Autrement dit, nous avons à boire et à manger dans ce menu “malbouffe” que représente Who is America ? Rien n’est à garder parmi les six épisodes déjà diffusés. Ni premier degré, ni second degré. Sacha Baron Cohen est bien trop prétentieux à vouloir dépeindre la société américaine ou se moquer de ses semblables. Il lui manque effectivement un soupçon de finesse et un chouïa de justesse. Nous sommes trop loin du sarcasme mesuré et pensé d’un Michael Moore. Nous restons à mille lieux du percutant This Is America de Childish Gambino qui, en l’espace d’un seul clip musical, a su saisir l’état d’urgence dans lequel se trouve la société américaine.

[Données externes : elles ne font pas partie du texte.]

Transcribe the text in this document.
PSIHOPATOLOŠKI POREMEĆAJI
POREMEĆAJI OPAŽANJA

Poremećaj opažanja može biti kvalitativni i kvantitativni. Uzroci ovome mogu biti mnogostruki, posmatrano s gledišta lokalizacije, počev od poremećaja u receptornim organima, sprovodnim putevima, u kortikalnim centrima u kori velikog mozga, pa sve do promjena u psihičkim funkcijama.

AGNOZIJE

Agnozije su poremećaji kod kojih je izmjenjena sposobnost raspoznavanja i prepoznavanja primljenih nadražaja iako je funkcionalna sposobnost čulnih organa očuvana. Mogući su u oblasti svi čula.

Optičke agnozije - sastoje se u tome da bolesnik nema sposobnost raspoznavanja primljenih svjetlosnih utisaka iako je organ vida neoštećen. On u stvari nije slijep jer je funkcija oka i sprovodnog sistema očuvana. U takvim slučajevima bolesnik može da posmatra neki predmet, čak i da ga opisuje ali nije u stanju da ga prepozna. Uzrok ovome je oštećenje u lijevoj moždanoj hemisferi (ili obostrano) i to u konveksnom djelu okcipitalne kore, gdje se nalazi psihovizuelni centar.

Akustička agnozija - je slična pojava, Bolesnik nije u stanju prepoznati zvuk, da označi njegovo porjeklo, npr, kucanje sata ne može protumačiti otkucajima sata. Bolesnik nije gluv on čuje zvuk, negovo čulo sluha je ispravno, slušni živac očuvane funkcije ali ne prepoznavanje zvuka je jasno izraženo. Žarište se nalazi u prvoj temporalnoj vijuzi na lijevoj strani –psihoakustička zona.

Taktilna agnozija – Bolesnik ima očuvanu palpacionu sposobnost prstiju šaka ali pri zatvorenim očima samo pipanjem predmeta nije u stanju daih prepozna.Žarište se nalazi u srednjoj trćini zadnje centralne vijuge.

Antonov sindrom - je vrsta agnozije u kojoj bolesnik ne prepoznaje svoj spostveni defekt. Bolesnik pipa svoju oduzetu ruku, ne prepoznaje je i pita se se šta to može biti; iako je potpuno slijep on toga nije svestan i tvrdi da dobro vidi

En surfant sur les préjugés culturels et les clichés évidents, Sacha Baron Cohen ne fait que cautionner ce qu’il veut remettre en question, à savoir l’idiocratie humaine dont il est (au final) un fidèle représentant. Ses caricatures, dignes d’un mauvais Guignol, ne font qu’alimenter la division dont est témoin actuellement la population américaine quant à ses propres valeurs culturelles. C’est paradoxalement ce que ce show TV veut pourtant soulever – et remettre en cause – en constatant cette fracture sociétale qui voit le populisme émerger aux portes de nos démocraties.
En fin de compte, Who is America ? nous fait l’effet d’un Jack Daniel’s que l’on mélange avec du Cola : ça n’a aucun intérêt, si ce n’est de gâcher le goût d’un excellent bourbon.